Benjamin had repaid the stolen funds by late 2017, but Monks said he felt obligated to file a police complaint and see the criminal justice process through to its conclusion.
Monks said Benjamin had initially been recommended by his chairman and he was unaware of his incoming chief executive’s prior conviction.
“He concealed that. When we employed him we could have done our homework a bit better.”
He said he was made aware of Benjamin’s past when the Companies Office informed Five Star he was subject to a disqualification order preventing him from being a director.
Monks said he regretted assisting Benjamin to get that order lifted, and processes put in place to manage both the conflict with Kaimai Pork and risks of reoffending were - in hindsight - inadequate.
“He was able to circumvent those,” Monks said.
Monks said he was happy with the results of the sentencing, particularly the end of suppression.
“He’s a liar and a thief and I’m happy with any sentence that gives him a criminal conviction,” he said.
Benjamin had obtained interim name suppression at his first appearance, and applied on sentencing to make it permanent and for his sentence to be downgraded to community service.
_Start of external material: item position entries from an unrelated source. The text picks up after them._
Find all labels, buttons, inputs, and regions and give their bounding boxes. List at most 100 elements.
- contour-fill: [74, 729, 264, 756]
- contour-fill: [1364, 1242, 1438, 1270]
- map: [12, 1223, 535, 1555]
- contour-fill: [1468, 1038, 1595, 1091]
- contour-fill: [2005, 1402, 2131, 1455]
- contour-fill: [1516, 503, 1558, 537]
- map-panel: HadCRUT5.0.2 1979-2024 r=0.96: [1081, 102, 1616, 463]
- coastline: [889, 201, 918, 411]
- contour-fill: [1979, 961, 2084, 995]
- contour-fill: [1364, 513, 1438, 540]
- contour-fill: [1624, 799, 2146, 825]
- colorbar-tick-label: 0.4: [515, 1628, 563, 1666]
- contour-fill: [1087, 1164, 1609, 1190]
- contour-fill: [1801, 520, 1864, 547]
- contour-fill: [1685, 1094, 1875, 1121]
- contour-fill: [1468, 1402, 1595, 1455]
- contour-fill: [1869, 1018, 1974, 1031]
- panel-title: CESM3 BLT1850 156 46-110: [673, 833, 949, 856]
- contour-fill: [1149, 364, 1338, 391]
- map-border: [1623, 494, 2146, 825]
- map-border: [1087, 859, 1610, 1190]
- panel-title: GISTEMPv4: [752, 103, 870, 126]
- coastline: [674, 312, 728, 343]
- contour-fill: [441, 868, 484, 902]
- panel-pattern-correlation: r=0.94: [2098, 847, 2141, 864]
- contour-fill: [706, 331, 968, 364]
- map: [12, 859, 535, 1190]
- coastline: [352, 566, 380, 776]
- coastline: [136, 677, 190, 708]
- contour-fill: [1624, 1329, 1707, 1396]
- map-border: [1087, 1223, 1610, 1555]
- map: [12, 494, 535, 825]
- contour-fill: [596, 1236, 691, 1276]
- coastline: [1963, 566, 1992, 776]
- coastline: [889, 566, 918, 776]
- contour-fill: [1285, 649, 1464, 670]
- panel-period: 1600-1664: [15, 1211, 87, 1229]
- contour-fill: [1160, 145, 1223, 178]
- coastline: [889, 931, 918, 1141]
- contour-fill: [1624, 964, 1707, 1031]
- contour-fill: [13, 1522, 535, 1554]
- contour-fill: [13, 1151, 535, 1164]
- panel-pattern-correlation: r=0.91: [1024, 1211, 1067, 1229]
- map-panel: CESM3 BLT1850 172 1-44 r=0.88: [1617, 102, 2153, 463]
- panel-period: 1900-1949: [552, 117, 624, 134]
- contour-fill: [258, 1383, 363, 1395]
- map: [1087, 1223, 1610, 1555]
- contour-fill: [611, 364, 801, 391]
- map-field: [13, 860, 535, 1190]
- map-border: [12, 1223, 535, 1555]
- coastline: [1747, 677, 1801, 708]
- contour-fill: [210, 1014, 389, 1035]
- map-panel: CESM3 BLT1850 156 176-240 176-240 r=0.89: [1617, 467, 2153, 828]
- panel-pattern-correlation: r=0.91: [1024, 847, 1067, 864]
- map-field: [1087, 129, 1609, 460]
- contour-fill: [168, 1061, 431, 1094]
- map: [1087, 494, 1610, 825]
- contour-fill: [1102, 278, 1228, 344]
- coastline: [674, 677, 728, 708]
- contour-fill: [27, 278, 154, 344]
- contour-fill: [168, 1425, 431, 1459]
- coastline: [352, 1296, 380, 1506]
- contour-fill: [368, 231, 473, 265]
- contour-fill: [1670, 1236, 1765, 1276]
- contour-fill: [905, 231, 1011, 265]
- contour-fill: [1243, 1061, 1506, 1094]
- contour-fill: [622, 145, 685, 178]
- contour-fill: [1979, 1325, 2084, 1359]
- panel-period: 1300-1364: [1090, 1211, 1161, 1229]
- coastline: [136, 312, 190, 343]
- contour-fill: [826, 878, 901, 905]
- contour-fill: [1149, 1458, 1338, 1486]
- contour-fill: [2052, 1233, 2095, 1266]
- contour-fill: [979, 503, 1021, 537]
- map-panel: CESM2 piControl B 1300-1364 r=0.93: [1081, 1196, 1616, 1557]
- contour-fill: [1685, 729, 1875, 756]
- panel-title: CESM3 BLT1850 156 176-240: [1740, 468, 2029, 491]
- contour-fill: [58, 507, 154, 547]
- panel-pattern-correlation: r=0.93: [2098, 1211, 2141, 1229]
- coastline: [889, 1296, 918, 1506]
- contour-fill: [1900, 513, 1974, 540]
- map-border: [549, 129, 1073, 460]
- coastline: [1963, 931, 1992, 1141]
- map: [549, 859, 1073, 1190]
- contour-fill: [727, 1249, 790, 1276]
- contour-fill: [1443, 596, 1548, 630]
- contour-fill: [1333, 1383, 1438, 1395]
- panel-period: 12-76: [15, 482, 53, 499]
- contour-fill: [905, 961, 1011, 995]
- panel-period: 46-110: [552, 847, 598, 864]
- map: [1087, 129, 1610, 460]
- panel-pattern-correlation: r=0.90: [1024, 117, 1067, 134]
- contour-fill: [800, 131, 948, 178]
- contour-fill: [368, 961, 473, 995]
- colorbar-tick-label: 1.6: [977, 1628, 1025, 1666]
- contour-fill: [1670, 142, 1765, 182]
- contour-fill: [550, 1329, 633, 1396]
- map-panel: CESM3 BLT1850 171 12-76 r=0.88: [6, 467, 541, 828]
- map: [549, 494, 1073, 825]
These applications were rejected by Judge Gerard Winter.
“Hardship means severe suffering or deprivation. Undue hardship suggests something more and extreme hardship indicates something yet more, again. The various reasons you put up about not only the impacts on yourself, travel aspirations, further media attention ... and the impacts on those dearest to you do not achieve that level of extreme hardship,” the judge said.
Monks was critical of suppression having been in place for so long: “He’s hidden behind name suppression: He had six years of it, and given that it went on for so long, what other damage could he have done in that time?”
Benjamin will serve his home detention at a home in Mt Eden with a rateable valuation of $2.24m.